Transparent Encryption Recommendations for Impala

There are various recommendations to consider when configuring HDFS Transparent Encryption for Impala.

Recommendations

  • If HDFS encryption is enabled, configure Impala to encrypt data spilled to local disk.

  • Limit the rename operations for internal tables once encryption zones are set up. Impala cannot do an ALTER TABLE RENAME operation to move an internal table from one database to another, if the root directories for those databases are in different encryption zones. If the encryption zone covers a table directory but not the parent directory associated with the database, Impala cannot do an ALTER TABLE RENAME operation to rename an internal table, even within the same database.

  • Avoid structuring partitioned tables where different partitions reside in different encryption zones, or where any partitions reside in an encryption zone that is different from the root directory for the table. Impala cannot do an INSERT operation into any partition that is not in the same encryption zone as the root directory of the overall table.
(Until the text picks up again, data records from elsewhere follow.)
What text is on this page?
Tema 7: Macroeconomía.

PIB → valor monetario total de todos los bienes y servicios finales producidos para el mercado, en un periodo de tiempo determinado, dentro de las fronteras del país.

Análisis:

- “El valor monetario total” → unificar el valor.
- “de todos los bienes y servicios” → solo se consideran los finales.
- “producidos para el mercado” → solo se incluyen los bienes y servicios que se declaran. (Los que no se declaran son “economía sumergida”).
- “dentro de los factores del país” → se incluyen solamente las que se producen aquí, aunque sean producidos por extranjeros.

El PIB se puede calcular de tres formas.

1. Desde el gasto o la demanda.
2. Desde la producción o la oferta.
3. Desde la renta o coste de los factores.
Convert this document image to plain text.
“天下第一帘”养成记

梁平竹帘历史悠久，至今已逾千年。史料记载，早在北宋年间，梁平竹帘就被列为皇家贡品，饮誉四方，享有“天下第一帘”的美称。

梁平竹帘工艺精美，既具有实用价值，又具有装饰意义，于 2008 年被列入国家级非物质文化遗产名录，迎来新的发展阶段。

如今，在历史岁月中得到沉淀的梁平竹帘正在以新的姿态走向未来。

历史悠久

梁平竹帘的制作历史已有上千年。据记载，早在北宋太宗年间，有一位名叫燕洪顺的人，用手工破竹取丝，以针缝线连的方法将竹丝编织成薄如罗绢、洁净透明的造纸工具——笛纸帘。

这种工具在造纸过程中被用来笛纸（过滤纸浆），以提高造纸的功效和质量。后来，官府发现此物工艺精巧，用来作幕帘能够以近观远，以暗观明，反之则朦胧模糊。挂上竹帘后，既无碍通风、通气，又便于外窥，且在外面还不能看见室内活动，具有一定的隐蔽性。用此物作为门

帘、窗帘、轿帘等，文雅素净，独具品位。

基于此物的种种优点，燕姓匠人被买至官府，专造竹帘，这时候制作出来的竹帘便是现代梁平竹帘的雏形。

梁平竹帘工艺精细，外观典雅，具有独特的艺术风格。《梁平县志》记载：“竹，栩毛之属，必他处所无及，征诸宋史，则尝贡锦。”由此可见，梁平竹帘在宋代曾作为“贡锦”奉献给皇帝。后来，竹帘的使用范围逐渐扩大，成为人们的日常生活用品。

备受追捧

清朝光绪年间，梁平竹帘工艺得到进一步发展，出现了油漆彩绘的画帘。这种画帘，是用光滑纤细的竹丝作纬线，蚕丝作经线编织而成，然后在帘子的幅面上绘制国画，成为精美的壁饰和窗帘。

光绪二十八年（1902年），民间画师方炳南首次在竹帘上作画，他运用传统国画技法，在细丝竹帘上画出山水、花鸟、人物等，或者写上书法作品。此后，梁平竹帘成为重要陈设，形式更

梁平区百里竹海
  • If the data files for a table or partition are in a different encryption zone than the HDFS trashcan, use the PURGE keyword at the end of the DROP TABLE or ALTER TABLE DROP PARTITION statement to delete the HDFS data files immediately. Otherwise, the data files are left behind if they cannot be moved to the trashcan because of differing encryption zones. This syntax is available in Impala 2.3 and higher.

Steps

Start every impalad process with the --disk_spill_encryption=true flag set. This encrypts all spilled data using AES-256-CFB. Set this flag by selecting the Disk Spill Encryption checkbox in the Impala configuration (Impala service > Configuration > Category > Security).

KMS ACL Configuration for Impala

Cloudera recommends making the impala user a member of the hive group, and following the ACL recommendations in KMS ACL Configuration for Hive.